As the advanced digital ASICs increase their complexity and transistor count, there is an ever increasing need to move vast amount of digital information into and out of the DUTs. Outside DRAM, chip-to-chip communication happens predominantly over high-speed serial interfaces. Their data rates are ranging from 8Gbps NRZ to 112Gbps PAM4 per lane. The broadband frequency components in the serial signals span continuously from low RF range well into the microwave range. The corresponding serial signals travel over the long and complex channel topology from the instrument PE to DUT, compared to conventional on-DIB simple loopback path. Good signal integrity is crucial for ATE solution success.

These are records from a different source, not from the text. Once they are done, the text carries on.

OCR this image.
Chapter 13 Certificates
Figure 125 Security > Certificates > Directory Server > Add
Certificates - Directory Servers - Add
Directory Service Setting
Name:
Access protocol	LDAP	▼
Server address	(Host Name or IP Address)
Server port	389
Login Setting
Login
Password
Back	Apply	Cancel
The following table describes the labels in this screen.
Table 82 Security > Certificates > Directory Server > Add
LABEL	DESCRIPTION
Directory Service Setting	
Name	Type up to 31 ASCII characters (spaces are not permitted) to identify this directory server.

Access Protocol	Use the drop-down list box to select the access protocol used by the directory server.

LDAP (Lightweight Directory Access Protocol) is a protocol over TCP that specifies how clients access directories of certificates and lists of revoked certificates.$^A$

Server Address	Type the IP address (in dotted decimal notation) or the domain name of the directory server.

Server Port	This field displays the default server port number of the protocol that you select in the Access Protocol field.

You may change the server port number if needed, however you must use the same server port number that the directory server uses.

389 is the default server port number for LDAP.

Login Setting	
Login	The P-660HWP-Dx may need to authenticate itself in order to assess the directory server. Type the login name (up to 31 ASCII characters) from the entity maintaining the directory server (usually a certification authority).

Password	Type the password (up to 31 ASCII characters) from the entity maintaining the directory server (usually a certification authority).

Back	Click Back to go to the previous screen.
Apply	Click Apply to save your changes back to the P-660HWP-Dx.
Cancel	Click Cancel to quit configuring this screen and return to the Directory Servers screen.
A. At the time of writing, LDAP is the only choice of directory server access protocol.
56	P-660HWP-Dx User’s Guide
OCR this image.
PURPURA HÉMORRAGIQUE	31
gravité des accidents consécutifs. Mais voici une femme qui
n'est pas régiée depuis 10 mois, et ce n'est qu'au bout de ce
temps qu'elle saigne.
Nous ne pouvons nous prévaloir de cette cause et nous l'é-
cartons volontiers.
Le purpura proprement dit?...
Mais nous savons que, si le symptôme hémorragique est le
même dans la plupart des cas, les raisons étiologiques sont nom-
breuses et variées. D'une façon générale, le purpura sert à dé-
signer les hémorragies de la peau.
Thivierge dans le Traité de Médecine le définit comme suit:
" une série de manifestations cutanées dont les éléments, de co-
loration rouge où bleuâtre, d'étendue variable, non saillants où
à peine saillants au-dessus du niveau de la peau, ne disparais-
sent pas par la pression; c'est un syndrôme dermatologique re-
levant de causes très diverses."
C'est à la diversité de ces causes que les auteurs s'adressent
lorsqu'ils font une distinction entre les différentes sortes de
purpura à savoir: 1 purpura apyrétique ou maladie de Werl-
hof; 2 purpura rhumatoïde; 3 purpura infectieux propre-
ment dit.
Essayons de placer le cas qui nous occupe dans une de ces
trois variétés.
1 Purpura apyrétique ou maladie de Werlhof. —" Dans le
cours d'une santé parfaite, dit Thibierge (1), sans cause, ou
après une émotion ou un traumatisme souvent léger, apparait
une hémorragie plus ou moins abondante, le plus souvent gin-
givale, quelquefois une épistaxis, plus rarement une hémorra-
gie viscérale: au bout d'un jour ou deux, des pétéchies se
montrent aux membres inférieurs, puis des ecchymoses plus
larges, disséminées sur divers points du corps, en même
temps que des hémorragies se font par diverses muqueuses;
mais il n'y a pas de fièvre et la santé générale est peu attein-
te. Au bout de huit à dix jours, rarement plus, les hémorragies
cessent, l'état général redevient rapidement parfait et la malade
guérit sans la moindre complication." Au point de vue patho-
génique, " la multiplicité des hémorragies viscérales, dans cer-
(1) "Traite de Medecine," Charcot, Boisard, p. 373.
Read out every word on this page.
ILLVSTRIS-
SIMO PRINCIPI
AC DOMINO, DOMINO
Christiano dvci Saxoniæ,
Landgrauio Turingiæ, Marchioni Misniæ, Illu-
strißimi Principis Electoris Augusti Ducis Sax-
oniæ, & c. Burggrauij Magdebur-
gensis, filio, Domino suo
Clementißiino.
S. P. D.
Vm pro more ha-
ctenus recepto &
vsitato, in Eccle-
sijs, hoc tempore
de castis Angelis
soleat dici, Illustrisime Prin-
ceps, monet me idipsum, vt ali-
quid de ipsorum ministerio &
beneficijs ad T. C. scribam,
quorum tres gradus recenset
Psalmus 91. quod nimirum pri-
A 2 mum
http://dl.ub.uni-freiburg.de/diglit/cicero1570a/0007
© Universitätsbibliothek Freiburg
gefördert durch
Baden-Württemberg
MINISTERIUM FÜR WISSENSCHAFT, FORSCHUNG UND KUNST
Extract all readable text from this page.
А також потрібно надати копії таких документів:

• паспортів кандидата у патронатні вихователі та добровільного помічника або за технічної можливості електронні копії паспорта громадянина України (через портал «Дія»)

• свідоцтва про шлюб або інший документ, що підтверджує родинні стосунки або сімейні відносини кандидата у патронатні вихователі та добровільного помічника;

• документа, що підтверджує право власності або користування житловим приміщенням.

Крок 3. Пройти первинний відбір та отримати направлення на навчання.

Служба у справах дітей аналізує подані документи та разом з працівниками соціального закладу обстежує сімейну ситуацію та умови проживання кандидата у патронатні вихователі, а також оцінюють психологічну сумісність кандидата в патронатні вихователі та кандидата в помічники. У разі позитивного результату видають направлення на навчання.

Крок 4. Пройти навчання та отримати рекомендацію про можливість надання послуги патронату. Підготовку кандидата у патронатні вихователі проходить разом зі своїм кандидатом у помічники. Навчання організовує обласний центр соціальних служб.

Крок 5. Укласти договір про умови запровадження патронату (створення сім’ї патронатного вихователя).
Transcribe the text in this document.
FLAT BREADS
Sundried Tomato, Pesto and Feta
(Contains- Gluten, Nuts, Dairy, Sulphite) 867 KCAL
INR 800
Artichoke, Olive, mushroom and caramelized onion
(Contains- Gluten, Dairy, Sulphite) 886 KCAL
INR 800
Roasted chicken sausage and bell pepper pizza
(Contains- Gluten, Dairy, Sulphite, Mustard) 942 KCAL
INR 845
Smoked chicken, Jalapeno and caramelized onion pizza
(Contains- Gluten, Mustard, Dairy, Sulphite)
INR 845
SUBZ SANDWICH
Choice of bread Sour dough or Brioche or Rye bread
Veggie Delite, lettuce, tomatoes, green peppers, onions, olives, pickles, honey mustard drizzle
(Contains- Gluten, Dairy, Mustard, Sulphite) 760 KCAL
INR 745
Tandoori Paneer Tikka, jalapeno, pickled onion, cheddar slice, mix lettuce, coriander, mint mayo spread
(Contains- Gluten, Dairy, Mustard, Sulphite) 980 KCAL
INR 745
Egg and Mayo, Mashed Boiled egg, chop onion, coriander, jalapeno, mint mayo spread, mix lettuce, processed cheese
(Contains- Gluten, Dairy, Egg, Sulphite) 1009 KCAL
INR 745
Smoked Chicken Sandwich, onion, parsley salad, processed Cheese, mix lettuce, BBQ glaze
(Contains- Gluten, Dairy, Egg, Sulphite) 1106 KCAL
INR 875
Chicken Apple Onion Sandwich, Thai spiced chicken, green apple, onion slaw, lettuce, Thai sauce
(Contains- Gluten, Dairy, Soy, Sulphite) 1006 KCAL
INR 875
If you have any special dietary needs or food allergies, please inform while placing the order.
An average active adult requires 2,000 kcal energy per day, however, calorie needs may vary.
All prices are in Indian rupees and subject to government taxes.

This work summarizes the design process and signal integrity considerations for general high-speed serial instruments and their DIBs, focusing on the channel design and system-level validation. We are using the first UltraFLEXPlus serial instrument DIB, namely scope jack DIB, as the sample. It is a general-purpose text fixture that can work with multiple high-speed serial instruments. The DIB design has achieved one-spin success during the US20G Image Sensor PHY validation and prototyping. The overall end-to-end channel, including the instrument board and the scope jack DIB, achieved less than 1e-15 BER under a calibrated stressed eye at 20Gbps. The same design techniques and validation methodology are also applicable to other high-speed serial boards in general.